Principle:FlagOpen FlagEmbedding Multi Retrieval Training
| Knowledge Sources | |
|---|---|
| Domains | Machine Learning, Information Retrieval, Multi-Granularity Embedding |
| Last Updated | 2026-02-09 00:00 GMT |
Overview
Multi-granularity retrieval training that combines dense embeddings, sparse representations, and ColBERT-style token interactions in a unified model architecture for comprehensive text matching.
Description
This principle implements a sophisticated training approach that jointly optimizes three complementary retrieval methods within a single model. Dense retrieval captures semantic similarity through fixed-dimensional embeddings, sparse retrieval (lexical matching) identifies exact term overlap via learned importance weights, and ColBERT multi-vector representations enable fine-grained token-level interactions. The unified architecture, exemplified by BGE-M3, allows the model to leverage the strengths of each retrieval paradigm while sharing the underlying transformer encoder. This multi-task learning approach improves robustness across diverse retrieval scenarios, from semantic search to keyword matching.
Usage
Use this principle when:
- Building versatile retrieval systems that handle both semantic and lexical queries
- Training embedders for multilingual or cross-lingual retrieval
- Developing models that need to balance precision (lexical) and recall (semantic)

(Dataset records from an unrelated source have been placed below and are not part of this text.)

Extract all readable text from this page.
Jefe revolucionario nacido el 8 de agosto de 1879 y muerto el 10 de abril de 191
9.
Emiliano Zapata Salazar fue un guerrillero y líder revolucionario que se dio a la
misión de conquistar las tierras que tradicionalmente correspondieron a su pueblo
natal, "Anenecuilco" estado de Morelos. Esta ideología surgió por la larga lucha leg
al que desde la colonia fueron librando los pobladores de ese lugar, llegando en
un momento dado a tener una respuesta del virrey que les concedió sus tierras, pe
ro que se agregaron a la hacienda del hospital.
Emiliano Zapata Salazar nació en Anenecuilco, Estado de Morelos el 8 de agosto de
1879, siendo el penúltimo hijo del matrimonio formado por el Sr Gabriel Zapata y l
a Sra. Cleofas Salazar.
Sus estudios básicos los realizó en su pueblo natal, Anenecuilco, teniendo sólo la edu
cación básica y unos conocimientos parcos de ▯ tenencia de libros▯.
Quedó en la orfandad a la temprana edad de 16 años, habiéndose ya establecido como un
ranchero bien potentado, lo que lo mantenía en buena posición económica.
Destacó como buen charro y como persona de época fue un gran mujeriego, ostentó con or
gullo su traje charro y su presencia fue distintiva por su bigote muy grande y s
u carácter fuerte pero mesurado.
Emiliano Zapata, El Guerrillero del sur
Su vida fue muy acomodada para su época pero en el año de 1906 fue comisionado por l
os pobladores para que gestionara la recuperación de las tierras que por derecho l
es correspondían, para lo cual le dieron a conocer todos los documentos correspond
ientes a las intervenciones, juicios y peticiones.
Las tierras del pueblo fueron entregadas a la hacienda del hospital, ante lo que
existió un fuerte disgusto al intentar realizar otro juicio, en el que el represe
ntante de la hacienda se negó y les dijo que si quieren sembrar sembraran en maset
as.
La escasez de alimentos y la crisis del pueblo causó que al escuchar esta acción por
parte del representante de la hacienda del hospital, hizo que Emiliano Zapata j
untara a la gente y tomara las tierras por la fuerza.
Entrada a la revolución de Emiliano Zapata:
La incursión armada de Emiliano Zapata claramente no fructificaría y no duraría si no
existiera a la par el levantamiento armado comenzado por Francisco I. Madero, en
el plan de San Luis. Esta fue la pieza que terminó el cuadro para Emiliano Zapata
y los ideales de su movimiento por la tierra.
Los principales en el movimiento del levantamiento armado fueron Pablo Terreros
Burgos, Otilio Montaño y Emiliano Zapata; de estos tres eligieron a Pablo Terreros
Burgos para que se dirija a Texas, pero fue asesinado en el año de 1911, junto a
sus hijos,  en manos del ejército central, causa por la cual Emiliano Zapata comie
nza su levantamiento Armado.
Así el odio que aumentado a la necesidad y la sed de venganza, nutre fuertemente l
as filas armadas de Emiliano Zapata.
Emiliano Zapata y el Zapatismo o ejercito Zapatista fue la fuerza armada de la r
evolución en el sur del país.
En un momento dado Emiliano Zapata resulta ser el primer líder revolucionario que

- Creating universal embedding models for production search systems
Theoretical Basis
The training objective combines three losses:
- Dense Loss: L_dense = -log(exp(sim(q, d+)) / Σ_i exp(sim(q, d_i)))
- Sparse Loss: L_sparse = -log(exp(Σ_t w_q(t) * w_d(t)) / Σ_i exp(...))
- ColBERT Loss: L_colbert = -log(exp(MaxSim(Q, D+)) / Σ_i exp(MaxSim(Q, D_i)))
Where MaxSim(Q, D) = Σ_q∈Q max_d∈D (q · d) computes maximum similarity between query and document token embeddings.
Total loss: L = α*L_dense + β*L_sparse + γ*L_colbert
The model shares the encoder but uses specialized projection heads for each retrieval type, enabling efficient multi-granularity representation learning.